King groaned aloud and rolled over on his side, just as the stuff became so dim and dreadful that you could hardly see your hand before your face, and a noise like the rushing of the wind between the worlds made every inch of your skin prickly with goose-flesh. Low though the colors were, when you shut your eyes you could still see them, but I could not see the Gray Mahatma, and I was sure he could not see me. He would not know which of us was down and out.
So I seized King and dragged him across the floor to the point where the irregular stone steps provided the only way of escape. There I hove him like a sack on to my shoulders. In that drunken, throbbing twilight it would have been easy for some of the gray-beard's crew to lean from the ledge and send me reeling back again; the best chance was to climb quickly before they were aware of me.
When I reached the ledge it was deserted. There was nothing whatever to indicate where the gray-beard and his crew were. I could not remember exactly the direction of the entrance, but made for the wall, intending to feel my way along it; and just as I started to do that I heard the Gray Mahatma climbing up behind me.
He made hardly more noise than a cat. But though the Mahatma was stealthy, he came swiftly, and in a moment I felt his hand touch me. That was exactly at the moment when the music and colors were subdued to a sort of hell-brew twilight—the kind of glow you might expect before the overwhelming of the world.
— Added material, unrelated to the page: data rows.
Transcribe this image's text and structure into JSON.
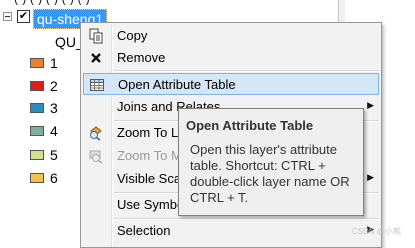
{
  "toc": {
    "layer_name": "qu-sheng1",
    "field_name": "QU_",
    "legend": [
      {
        "label": "1",
        "color": "#f07d33"
      },
      {
        "label": "2",
        "color": "#e31a1c"
      },
      {
        "label": "3",
        "color": "#2b8cbe"
      },
      {
        "label": "4",
        "color": "#7fb09a"
      },
      {
        "label": "5",
        "color": "#cfe38a"
      },
      {
        "label": "6",
        "color": "#f2c14e"
      }
    ]
  },
  "context_menu": {
    "items": [
      {
        "label": "Copy",
        "icon": "copy-icon",
        "enabled": true,
        "submenu": false
      },
      {
        "label": "Remove",
        "icon": "remove-x-icon",
        "enabled": true,
        "submenu": false
      },
      {
        "label": "Open Attribute Table",
        "icon": "table-icon",
        "enabled": true,
        "submenu": false,
        "highlighted": true
      },
      {
        "label": "Joins and Relates",
        "icon": "",
        "enabled": true,
        "submenu": true
      },
      {
        "label": "Zoom To L",
        "icon": "zoom-to-layer-icon",
        "enabled": true,
        "submenu": false
      },
      {
        "label": "Zoom To M",
        "icon": "zoom-to-scale-icon",
        "enabled": false,
        "submenu": false
      },
      {
        "label": "Visible Sca",
        "icon": "",
        "enabled": true,
        "submenu": true
      },
      {
        "label": "Use Symbo",
        "icon": "",
        "enabled": true,
        "submenu": false
      },
      {
        "label": "Selection",
        "icon": "",
        "enabled": true,
        "submenu": true
      }
    ]
  },
  "tooltip": {
    "title": "Open Attribute Table",
    "body": "Open this layer's attribute table. Shortcut: CTRL + double-click layer name OR CTRL + T."
  },
  "watermark": "CSDN @小熊"
}
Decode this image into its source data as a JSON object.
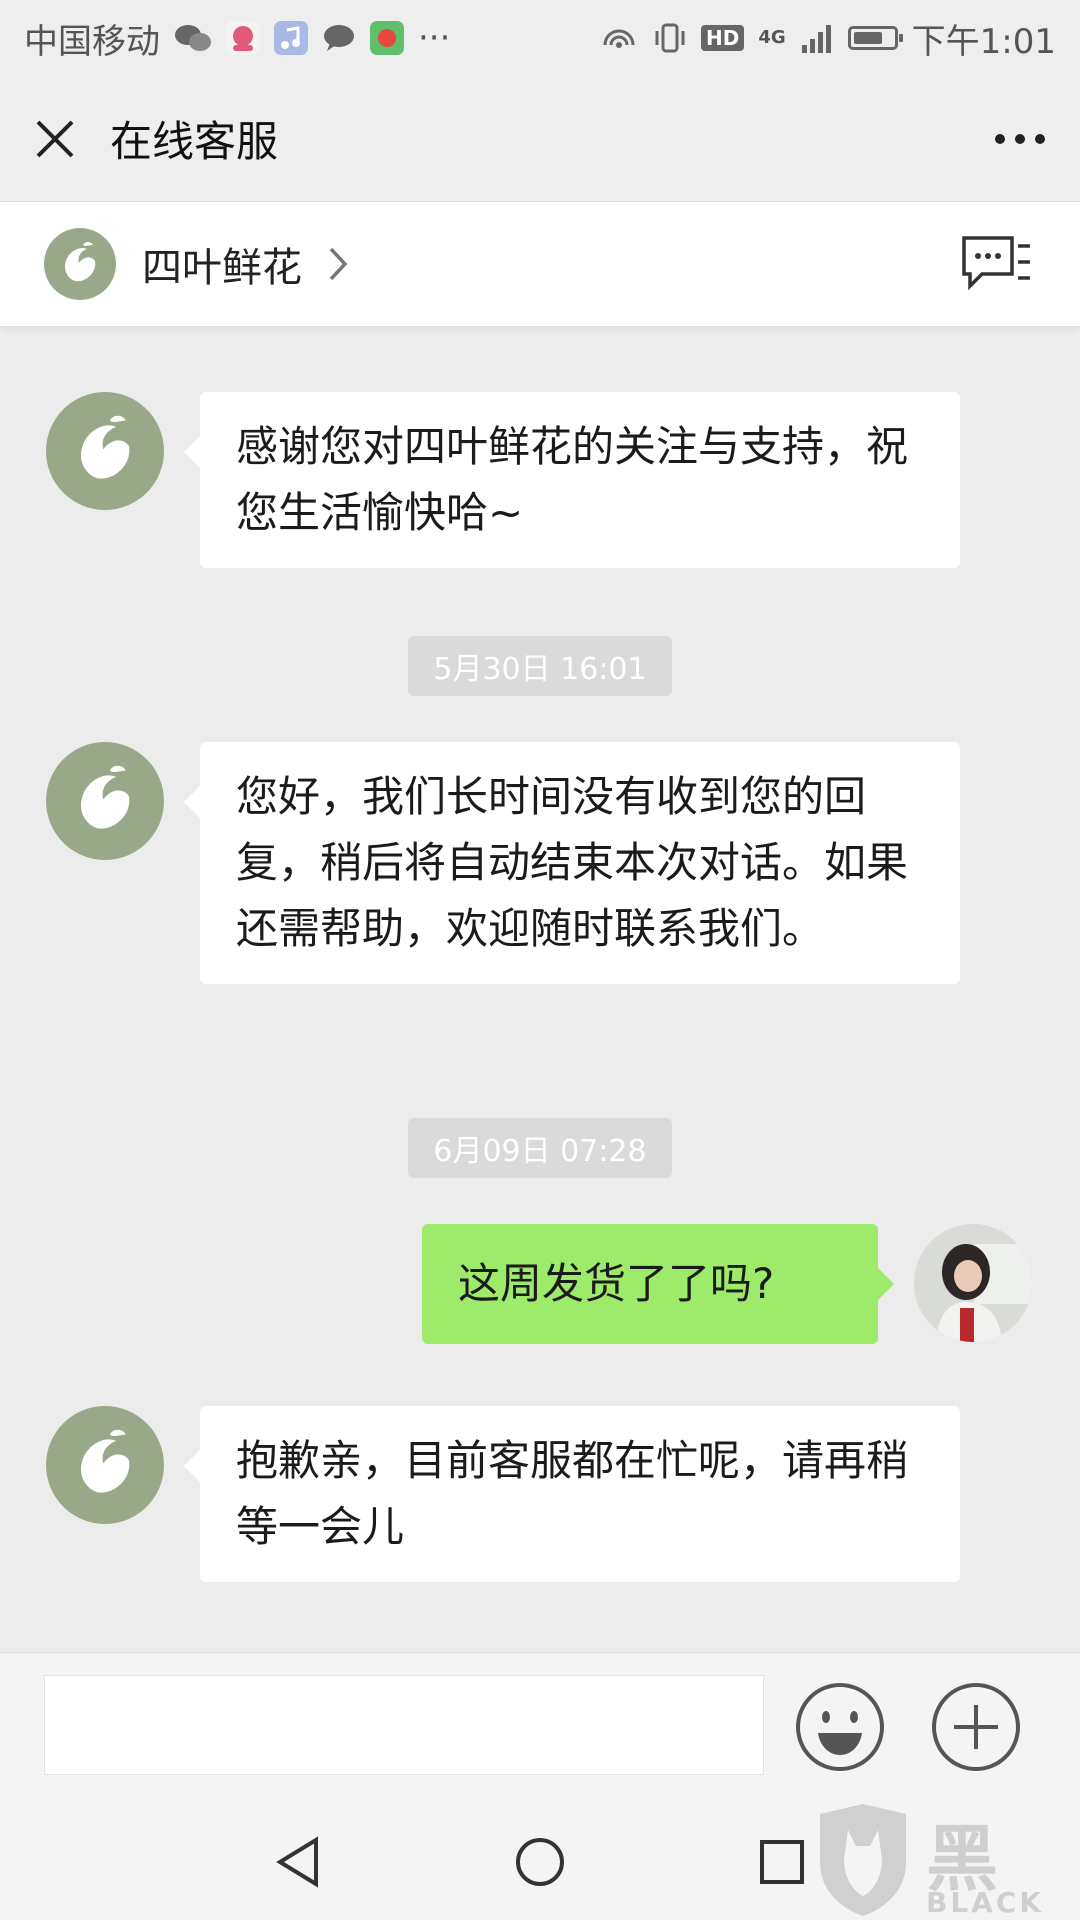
{
  "status_bar": {
    "carrier": "中国移动",
    "more": "···",
    "hd": "HD",
    "network": "4G",
    "time": "下午1:01"
  },
  "title_bar": {
    "title": "在线客服",
    "close_icon": "close-icon",
    "more_icon": "more-icon"
  },
  "merchant": {
    "name": "四叶鲜花",
    "logo_color": "#9aa88a"
  },
  "messages": [
    {
      "side": "left",
      "text": "感谢您对四叶鲜花的关注与支持，祝您生活愉快哈~"
    },
    {
      "side": "left",
      "text": "您好，我们长时间没有收到您的回复，稍后将自动结束本次对话。如果还需帮助，欢迎随时联系我们。"
    },
    {
      "side": "right",
      "text": "这周发货了了吗?"
    },
    {
      "side": "left",
      "text": "抱歉亲，目前客服都在忙呢，请再稍等一会儿"
    }
  ],
  "timestamps": [
    "5月30日 16:01",
    "6月09日 07:28"
  ],
  "input": {
    "value": "",
    "placeholder": ""
  },
  "colors": {
    "user_bubble": "#9eea6a",
    "agent_bubble": "#ffffff",
    "background": "#ececec"
  },
  "watermark": {
    "title": "黑猫",
    "subtitle": "BLACK CAT"
  }
}
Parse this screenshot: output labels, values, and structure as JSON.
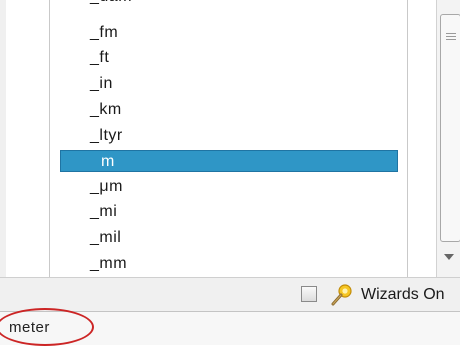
{
  "units_list": {
    "items": [
      {
        "label": "_fm"
      },
      {
        "label": "_ft"
      },
      {
        "label": "_in"
      },
      {
        "label": "_km"
      },
      {
        "label": "_ltyr"
      },
      {
        "label": "m",
        "selected": true
      },
      {
        "label": "_μm"
      },
      {
        "label": "_mi"
      },
      {
        "label": "_mil"
      },
      {
        "label": "_mm"
      }
    ],
    "selection_color": "#2f96c6"
  },
  "wizards": {
    "label": "Wizards On",
    "checked": false,
    "icon": "wizard-wand-icon"
  },
  "command_line": {
    "value": "meter"
  },
  "annotation": {
    "color": "#cc2525"
  }
}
"You are as strong as the buffalo himself," he said, mistaking me for King. "Leave that fool here, and come with me."
My right hand was free, but the Gray Mahatma had plenty of assistance at his beck and call.
So I put my hand in the small of his back and shoved him along in front of me. If he should learn too soon that King, and not I, was down and out he might decide to have done with us both there and then. My task was to get out of that cavern before the golden light came on again.
The Gray Mahatma led the way to the door, and it was just as well that he did, for there was some secret way of opening it that I should almost certainly have failed to find. I pushed him through ahead of me.
And then we were in pitch darkness. There was neither light, nor room to turn, and nothing for it but for the Mahatma to lead the way along, and I had to be careful in carrying King not to injure him against the rock in the places where the passage narrowed.
However, he began to recover gradually as we neared the end of the long passage, regaining consciousness by fits and starts like a man coming out of anesthesia, and commencing to kick so that I had hard work to preserve him from injury. When his feet were not striking out against the walls his head was, and I finally shook him violently. That had the desired effect. It was just as if fumes had gone out of his head. His body grew warmer almost in a moment, and I felt him break out into a sweat. Then he groaned, and asked me where we were; and a moment later he seemed to understand what was happening, for he struggled to free himself.